Your trace above is a full update of blocked load which is a normal
sequence that happen regularly but you don't show that this happens
too often
The call to update_blocked _average is rate limited by load_balance
interval for idle and busy load balance so those 2 cases should not be
a problem. There is no rate limit in case of newly_idle because it is
assumed that the latter is normally called only if it has been
estimated that there is enough time to run it. That's why
update_blocked_load_average is called all the time during newly idle
load balance
see in update_sd_lb_stats()
if (env->idle == CPU_NEWLY_IDLE && READ_ONCE(nohz.has_blocked))

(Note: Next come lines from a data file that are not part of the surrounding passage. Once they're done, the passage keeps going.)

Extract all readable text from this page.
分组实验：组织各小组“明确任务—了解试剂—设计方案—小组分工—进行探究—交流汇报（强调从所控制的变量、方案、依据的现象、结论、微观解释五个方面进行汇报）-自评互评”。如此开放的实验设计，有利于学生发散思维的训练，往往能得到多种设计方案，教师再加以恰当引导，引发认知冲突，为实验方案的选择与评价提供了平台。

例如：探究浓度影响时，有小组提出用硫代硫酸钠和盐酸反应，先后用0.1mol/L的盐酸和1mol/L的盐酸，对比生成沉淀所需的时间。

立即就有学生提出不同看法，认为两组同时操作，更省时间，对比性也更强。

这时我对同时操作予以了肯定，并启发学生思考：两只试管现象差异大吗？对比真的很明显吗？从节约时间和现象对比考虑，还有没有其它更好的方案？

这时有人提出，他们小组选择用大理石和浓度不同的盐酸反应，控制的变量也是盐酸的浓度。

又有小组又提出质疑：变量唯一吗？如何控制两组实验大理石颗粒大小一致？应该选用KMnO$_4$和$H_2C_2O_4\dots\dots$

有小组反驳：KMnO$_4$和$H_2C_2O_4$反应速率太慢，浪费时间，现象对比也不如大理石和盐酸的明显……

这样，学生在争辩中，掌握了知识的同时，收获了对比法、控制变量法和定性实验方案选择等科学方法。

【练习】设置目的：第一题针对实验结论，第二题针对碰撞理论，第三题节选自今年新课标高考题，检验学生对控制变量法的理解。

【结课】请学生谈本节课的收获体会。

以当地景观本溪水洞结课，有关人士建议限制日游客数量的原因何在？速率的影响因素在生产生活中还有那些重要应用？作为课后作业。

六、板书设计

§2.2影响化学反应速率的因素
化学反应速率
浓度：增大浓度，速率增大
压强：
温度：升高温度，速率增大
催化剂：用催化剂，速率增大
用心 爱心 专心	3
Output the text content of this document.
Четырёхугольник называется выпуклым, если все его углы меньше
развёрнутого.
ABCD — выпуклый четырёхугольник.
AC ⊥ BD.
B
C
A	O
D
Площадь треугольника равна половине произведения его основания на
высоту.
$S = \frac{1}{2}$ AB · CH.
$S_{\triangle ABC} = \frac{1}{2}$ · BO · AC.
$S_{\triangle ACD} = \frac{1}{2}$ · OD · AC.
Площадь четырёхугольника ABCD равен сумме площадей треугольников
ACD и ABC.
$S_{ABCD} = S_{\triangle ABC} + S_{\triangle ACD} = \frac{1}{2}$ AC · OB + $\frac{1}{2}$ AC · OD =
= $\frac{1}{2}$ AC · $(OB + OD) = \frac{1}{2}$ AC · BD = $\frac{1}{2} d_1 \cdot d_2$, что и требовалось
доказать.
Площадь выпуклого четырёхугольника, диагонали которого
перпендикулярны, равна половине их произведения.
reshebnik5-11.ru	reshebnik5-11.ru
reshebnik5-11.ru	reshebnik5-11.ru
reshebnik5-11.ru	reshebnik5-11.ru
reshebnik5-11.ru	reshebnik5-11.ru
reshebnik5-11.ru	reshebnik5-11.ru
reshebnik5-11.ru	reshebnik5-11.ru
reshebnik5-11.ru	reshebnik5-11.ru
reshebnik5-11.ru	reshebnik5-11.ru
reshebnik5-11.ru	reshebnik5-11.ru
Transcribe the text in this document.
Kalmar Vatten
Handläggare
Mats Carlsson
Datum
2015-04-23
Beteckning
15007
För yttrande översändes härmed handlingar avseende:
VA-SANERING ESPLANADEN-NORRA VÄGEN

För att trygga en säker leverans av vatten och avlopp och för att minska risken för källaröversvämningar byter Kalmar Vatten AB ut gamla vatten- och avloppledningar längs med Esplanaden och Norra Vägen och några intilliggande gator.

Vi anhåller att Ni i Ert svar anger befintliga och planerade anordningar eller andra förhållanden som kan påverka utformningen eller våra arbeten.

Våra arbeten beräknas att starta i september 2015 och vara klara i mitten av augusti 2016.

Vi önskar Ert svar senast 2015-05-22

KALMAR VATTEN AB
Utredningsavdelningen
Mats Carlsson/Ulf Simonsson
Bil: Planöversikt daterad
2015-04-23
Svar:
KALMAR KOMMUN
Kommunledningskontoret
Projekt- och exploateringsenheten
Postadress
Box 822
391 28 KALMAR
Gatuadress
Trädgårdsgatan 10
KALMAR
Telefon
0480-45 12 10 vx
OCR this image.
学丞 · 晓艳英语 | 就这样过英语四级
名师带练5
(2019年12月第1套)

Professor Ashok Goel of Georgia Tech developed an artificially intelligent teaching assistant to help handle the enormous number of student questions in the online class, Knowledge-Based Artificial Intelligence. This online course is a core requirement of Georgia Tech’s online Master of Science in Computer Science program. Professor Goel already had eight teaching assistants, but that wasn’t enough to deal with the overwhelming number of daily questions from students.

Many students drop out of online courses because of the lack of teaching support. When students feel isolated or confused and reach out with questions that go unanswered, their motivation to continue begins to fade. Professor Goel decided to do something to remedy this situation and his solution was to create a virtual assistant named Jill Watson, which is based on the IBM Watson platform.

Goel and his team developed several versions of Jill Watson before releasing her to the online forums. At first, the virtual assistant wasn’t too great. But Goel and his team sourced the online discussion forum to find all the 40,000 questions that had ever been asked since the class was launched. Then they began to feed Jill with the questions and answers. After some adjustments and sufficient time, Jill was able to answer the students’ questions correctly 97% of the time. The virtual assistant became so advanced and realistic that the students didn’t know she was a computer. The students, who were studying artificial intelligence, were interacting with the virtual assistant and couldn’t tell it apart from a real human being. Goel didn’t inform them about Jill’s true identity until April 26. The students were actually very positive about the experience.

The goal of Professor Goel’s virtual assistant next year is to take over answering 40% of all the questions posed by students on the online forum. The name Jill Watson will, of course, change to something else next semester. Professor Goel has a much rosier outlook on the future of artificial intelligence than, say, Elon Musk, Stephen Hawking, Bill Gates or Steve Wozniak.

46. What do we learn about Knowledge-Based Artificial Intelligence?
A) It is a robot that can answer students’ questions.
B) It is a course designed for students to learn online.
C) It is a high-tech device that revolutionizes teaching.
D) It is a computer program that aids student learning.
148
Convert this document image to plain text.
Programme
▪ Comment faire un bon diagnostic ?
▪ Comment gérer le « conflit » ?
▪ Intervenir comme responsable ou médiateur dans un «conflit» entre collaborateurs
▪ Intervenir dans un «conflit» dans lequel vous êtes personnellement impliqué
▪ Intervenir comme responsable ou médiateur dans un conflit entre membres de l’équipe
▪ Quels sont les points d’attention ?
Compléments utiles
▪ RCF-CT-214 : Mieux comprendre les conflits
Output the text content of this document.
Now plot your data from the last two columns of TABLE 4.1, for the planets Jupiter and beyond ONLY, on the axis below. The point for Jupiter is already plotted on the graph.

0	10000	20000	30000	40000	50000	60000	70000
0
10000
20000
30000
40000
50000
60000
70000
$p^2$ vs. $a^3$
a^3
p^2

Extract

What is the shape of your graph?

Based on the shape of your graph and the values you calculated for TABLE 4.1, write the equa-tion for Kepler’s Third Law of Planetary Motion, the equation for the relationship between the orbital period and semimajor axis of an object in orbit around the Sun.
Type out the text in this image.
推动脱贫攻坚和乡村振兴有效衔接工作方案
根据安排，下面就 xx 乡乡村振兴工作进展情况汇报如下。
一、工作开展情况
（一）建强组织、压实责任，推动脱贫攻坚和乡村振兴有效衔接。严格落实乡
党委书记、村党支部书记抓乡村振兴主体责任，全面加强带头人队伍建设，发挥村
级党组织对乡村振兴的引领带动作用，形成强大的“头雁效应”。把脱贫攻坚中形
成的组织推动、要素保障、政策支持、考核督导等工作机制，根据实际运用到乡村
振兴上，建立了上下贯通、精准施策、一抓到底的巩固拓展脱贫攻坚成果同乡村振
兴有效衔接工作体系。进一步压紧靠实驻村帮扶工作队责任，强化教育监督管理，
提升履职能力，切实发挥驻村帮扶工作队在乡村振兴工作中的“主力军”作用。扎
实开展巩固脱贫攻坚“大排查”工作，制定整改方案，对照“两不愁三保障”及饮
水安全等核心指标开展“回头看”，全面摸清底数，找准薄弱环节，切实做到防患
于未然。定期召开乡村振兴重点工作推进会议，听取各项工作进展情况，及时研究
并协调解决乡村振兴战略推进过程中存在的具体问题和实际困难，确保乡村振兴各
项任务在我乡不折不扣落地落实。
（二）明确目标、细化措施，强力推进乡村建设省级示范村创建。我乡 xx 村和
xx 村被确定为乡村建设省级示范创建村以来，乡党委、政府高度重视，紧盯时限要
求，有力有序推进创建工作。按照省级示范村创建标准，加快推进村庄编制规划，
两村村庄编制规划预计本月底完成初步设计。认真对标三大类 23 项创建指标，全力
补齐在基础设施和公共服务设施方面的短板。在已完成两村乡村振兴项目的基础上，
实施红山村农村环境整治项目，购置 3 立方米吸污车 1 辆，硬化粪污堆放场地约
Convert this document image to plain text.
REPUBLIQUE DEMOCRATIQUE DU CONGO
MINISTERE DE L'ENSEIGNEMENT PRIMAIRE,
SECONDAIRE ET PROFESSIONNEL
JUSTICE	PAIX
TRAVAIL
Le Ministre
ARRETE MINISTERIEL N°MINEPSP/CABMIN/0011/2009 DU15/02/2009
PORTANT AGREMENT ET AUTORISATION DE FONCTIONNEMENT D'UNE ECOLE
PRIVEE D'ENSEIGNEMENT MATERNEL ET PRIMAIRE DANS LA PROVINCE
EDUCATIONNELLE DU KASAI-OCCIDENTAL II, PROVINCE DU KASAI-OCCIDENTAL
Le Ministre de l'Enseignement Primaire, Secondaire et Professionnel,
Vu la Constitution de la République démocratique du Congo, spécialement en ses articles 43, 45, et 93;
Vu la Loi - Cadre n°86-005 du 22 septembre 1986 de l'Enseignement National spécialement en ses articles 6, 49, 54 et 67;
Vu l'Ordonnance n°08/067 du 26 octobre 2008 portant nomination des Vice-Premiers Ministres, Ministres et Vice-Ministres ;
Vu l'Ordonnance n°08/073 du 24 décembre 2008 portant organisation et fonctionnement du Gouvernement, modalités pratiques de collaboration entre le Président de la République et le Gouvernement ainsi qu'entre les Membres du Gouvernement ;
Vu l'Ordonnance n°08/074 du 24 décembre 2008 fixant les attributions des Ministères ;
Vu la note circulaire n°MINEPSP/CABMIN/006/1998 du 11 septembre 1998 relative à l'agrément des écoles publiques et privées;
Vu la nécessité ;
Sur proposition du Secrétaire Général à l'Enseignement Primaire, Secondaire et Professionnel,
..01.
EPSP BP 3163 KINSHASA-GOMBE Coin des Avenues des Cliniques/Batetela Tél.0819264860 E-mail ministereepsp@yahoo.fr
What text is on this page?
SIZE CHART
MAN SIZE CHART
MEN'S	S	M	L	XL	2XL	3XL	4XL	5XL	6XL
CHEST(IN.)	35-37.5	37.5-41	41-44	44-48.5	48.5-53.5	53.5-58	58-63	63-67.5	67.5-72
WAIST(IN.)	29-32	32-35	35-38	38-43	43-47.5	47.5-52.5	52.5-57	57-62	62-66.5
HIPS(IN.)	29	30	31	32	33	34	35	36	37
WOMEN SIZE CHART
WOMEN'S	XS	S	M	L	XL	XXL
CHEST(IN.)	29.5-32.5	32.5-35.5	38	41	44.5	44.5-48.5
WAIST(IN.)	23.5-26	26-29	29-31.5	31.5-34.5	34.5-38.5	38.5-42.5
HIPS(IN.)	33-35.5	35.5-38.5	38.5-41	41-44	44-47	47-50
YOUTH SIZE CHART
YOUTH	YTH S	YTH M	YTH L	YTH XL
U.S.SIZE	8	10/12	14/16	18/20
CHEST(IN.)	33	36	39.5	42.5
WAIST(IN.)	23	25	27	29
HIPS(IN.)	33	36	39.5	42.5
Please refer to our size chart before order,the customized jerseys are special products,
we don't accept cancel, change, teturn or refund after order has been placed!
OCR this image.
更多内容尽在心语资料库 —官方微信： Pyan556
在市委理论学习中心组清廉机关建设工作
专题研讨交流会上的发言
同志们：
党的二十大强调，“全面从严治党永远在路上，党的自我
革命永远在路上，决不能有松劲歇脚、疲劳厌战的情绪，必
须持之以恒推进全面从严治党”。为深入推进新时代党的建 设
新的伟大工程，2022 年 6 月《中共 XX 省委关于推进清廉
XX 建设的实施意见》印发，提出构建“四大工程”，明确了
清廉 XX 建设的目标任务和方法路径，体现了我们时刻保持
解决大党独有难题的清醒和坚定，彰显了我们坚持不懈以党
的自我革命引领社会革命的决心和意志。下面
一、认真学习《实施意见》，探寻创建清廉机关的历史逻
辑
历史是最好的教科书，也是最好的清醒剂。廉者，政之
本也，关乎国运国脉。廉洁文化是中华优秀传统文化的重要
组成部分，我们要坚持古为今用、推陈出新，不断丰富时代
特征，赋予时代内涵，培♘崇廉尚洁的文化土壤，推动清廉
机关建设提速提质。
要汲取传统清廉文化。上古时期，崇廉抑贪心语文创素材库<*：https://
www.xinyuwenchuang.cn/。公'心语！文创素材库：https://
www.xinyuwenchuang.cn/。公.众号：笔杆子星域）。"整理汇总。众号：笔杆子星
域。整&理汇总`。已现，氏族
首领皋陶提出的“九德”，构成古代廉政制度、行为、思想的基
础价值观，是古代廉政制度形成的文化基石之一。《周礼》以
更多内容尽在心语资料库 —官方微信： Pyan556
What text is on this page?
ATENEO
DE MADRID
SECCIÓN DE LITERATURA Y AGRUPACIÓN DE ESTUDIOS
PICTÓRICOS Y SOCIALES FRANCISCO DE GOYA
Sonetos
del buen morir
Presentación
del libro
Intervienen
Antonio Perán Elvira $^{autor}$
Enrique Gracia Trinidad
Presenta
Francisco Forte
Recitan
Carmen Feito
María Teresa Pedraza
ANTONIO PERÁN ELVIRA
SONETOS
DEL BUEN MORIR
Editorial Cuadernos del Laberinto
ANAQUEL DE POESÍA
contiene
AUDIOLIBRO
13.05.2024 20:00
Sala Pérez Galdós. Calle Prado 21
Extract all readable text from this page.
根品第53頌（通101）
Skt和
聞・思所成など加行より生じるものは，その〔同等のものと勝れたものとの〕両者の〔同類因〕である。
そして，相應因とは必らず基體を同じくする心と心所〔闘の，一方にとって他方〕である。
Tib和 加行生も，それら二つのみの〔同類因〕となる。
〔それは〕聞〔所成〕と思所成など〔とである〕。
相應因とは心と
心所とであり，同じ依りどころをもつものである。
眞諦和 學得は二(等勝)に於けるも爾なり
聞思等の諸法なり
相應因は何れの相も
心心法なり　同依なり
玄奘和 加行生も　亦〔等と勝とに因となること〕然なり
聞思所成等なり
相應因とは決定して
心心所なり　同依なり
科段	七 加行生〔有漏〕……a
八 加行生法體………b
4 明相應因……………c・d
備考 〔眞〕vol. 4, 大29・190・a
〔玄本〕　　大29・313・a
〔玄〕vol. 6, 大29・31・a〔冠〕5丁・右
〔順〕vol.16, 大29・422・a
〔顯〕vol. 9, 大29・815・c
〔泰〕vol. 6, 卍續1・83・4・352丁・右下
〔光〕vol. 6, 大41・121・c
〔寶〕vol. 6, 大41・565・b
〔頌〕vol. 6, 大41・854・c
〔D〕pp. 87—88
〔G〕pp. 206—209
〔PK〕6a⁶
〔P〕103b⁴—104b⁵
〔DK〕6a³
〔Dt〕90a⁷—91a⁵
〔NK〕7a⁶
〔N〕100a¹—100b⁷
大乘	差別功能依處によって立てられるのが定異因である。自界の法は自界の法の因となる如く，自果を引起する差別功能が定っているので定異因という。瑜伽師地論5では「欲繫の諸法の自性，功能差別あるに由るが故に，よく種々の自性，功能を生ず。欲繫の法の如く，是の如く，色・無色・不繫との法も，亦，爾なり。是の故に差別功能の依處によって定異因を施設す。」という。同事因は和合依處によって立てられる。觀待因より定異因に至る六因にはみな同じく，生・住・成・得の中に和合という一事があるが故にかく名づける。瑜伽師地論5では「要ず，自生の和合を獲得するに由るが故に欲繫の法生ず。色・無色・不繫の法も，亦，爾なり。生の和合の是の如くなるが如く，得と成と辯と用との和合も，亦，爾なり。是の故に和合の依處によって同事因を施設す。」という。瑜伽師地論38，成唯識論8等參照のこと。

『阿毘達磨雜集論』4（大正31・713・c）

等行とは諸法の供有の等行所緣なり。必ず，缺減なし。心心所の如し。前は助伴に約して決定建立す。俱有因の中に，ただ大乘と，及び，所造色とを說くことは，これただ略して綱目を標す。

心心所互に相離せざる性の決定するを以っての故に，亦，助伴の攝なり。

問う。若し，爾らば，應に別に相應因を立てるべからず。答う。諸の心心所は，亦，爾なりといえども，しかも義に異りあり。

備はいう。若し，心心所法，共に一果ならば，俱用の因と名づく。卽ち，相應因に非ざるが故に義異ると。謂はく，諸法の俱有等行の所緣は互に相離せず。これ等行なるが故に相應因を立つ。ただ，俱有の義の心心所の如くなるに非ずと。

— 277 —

env->flags |= LBF_NOHZ_STATS;
We could consider removing this condition but I need time to remind
all the side effect of this
IIUC, your real problem is that newidle_balance is running whereas a
task is about to wake up on the cpu and we don't abort quickly during
this load_balance
so we could also try to abort earlier in case of newly idle load balance
>
> > > sometimes, which seems overkill.
> > >
> > > schbench shows a clear improvement with the change:
> >
> > Have you got more details about your test setup ?
> > which platform ?
> > which kernel ?
>
> I mentioned in the commit message it is a v5.4 kernel.
I was not sure if the tests results done with this kernel because we
usually ask for results against mainline to make sure you are not
facing a problem that has solved since v5.4 has been released
>
> The platform is Snapdragon 7c. The platform is:
> https://www.qualcomm.com/products/snapdragon-7c-compute-platform
>
> >
> > >
> > > Without patch:
> > > ~/schbench -t 2 -m 2 -r 5
> > > Latency percentiles (usec) runtime 5 (s) (212 total samples)
> > > 50.0th: 210 (106 samples)
> > > 75.0th: 619 (53 samples)
> > > 90.0th: 665 (32 samples)
> > > 95.0th: 703 (11 samples)
> > > *99.0th: 12656 (8 samples)
> > > 99.5th: 12784 (1 samples)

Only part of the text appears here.